Robert Uren. My son is singing variations of “Take On Me”; right now it’s a mash-up, but I don’t know what’s being mashed with it. I filtered a lifetime of watching a lot of TV and feeling a little sad through a devotion to David Foster Wallace to write a creative master’s thesis at Sam Houston State, part of which thesis got me into the MFA program here at VT despite the program’s early efforts to reject me (someone had to suddenly resign her spot). That thing with the “, which [noun],” where you drop in the antecedent after the relative pronoun because it isn’t in the most obvious (read: correct) position immediately preceding the comma, or, more often, because the antecedent for the “which” is not a single word, but rather the previous noun phrase (or entire clause or whatever), which extended antecedent can nevertheless be reconstituted in a word (or two) for the purposes of the ensuing subordinate clause…that’s a DFW thing. Also, long sentences. So I guess I’m still completely and nauseatingly under his spell. In a recent NYT Magazine piece, Maud Newton pointed out that lesser minds have adopted some of Wallace’s baser habits, with disastrous (prose-wise) results (http://www.nytimes.com/2011/08/21/magazine/another-thing-to-sort-of-pin-on-david-foster-wallace.html?_r=1&pagewanted=all). So if you’re wondering why this has been such a vilely composed profile, that’s why.

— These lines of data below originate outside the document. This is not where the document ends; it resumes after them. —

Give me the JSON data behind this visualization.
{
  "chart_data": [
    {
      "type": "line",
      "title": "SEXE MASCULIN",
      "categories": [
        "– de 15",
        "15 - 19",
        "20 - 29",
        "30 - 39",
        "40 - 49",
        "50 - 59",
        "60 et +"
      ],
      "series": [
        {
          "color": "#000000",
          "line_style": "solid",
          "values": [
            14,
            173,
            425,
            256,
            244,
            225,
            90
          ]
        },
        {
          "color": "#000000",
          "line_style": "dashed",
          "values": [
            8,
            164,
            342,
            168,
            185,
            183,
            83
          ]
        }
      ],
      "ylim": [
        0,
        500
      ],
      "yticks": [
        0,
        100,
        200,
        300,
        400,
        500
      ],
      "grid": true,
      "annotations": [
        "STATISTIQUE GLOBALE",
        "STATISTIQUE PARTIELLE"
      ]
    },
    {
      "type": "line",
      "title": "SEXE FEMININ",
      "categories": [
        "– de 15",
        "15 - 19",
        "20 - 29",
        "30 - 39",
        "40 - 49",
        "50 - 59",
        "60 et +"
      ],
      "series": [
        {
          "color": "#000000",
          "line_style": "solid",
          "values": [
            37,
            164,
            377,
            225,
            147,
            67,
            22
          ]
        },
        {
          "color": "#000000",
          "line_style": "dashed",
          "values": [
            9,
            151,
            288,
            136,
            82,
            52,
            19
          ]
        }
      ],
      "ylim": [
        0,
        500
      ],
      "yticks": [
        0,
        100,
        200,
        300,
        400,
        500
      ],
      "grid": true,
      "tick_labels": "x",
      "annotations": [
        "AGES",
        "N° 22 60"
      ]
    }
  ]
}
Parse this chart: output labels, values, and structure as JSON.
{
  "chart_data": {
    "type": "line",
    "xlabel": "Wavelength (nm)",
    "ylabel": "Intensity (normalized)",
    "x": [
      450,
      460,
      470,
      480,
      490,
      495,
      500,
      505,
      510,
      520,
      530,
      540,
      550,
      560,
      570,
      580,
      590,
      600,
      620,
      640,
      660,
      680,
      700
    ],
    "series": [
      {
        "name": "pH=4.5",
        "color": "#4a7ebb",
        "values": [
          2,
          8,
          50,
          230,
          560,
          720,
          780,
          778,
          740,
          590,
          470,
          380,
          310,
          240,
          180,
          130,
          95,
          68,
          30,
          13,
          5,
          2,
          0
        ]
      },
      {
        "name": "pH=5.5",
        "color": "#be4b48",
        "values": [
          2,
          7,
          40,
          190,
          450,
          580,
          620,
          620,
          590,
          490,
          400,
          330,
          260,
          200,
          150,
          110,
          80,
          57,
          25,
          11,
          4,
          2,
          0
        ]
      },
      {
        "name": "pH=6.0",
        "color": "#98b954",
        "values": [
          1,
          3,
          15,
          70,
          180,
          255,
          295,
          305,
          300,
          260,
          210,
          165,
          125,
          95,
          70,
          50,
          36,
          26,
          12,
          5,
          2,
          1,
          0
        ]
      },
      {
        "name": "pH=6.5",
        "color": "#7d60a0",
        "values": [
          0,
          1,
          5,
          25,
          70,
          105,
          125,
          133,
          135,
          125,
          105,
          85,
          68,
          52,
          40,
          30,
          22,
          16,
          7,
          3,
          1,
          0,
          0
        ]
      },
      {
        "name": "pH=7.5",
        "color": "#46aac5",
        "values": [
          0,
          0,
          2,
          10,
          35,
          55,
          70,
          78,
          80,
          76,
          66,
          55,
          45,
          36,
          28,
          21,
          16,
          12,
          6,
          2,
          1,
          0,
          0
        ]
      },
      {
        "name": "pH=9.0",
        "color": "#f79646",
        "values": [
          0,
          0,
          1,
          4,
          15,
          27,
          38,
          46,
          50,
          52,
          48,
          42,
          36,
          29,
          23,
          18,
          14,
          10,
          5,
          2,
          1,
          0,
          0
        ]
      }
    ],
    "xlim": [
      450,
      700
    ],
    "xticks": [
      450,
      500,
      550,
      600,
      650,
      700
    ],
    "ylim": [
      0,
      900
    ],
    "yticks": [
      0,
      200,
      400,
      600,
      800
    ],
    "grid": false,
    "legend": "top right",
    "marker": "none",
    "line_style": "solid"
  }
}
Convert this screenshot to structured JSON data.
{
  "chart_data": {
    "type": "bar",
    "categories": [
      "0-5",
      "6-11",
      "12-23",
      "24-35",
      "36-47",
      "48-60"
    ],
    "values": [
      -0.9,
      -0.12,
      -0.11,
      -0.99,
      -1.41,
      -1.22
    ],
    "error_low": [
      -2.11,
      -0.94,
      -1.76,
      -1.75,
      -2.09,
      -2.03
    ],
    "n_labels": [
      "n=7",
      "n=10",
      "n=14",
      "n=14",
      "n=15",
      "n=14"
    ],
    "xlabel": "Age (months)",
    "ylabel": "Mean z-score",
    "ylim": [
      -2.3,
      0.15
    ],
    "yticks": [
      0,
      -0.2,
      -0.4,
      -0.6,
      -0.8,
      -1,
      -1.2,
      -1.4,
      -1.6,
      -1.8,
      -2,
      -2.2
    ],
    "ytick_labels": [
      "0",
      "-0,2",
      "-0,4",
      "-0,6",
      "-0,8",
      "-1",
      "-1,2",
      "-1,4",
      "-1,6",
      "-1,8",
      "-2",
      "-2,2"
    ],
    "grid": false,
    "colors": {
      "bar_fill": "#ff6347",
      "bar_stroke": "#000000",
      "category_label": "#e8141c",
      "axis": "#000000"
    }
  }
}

Kate Natishan I'm an English M.A. here at Tech, pursuing my interests in medieval literature, postmodern theory, mythopoeia, and the mythic arts. I received my B.A. from McDaniel College in western Maryland after writing a senior thesis on the changing paradigms of the hero and gender in comic books. Next up is, hopefully, is a PhD program where I can continue geeking out with like-minded individuals. If that doesn't happen, then I'll probably drop out and co-found a band of gypsies with my brother. I'm still writing about comic books, making/altering books (the hand-bound kind), hanging out at Renaissance festivals, and pondering my place in the future of the academy as well as my professional (and occasionally personal) identity. Obligatory pet pictures follow: Yogi (lab) and Bear (mastiff), Boo and Shaggy (cats), Gunner and Gracie (horses). They are my babies.